Posting events where the group expects and specifically invites people who are undocumented to attend publicly beforehand despite the danger inherent wasn’t a one time thing either. Act on a Dream holds a yearly event for undocumented people and this year they put the details up in public beforehand, potentially allowing ICE to target attedees. The real ongoing threat to the undocumented people at Harvard is absolutely the very people who are now attempting to muzzle the media through boycotts and petitions. 

The wider context of the activists spending their time and effort on attacking their student paper makes even less sense when you consider that they could be addressing local threats to the undocumented community. The group from Cambridge holds some events in nearby Boston and recently the Boston Police were nailed cooperating with ICE despite the city’s so called sanctuary status.

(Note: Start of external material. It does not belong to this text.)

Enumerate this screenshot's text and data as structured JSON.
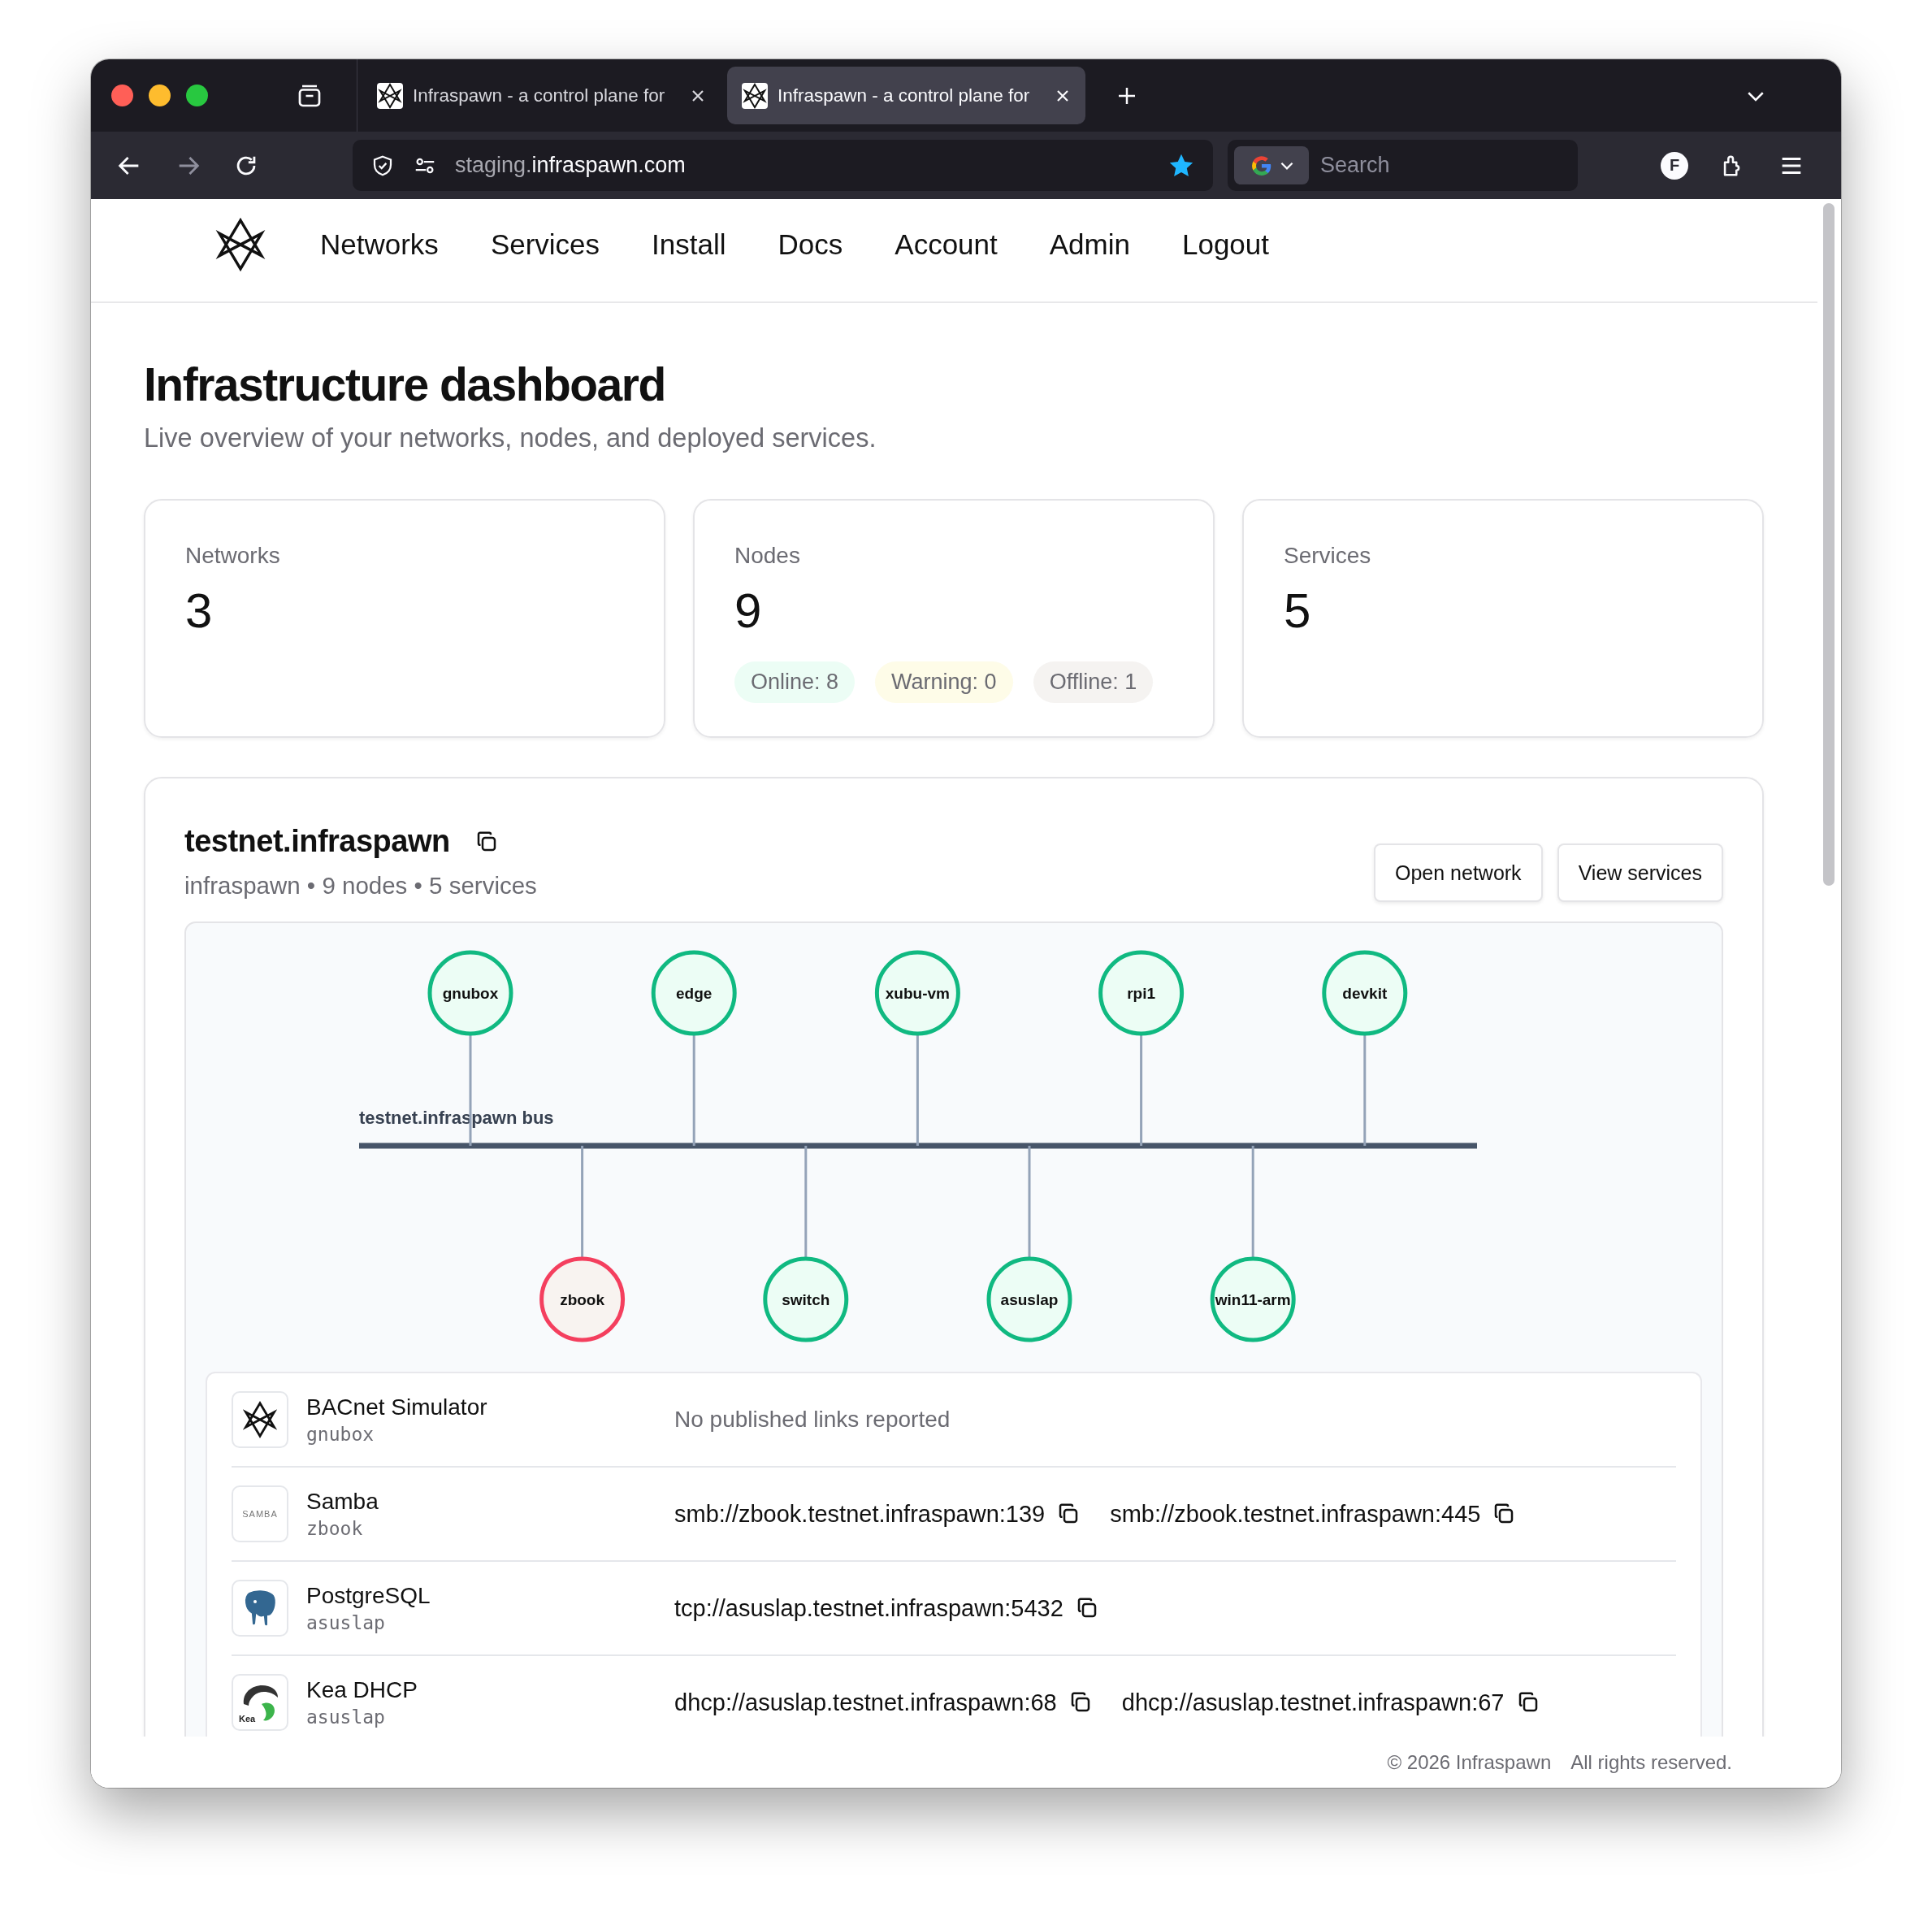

Under Walsh, who has made contradictory statements about deportation, this is the second time the BPD has been caught going around the law to aid ICE with no apparent consequence. Currently, the City of Boston is considering a ban on masks at protests (given the BPD’s access to cameras and facial recognition software, the ability to wear a mask at a protest would protect undocumented peope who wish to protest but need to do so anonymously). Each of these three local issues endangers the community members that the activists claim to be concerned about but the group hasn’t even commented on them while they waste their efforts assailing The Harvard Crimson. 

* I did not seek comment for this piece from Act on a Dream given the group’s attacks on journalism and their history of anger when people affiliated with the group are cited in the press for the comments they made to the press.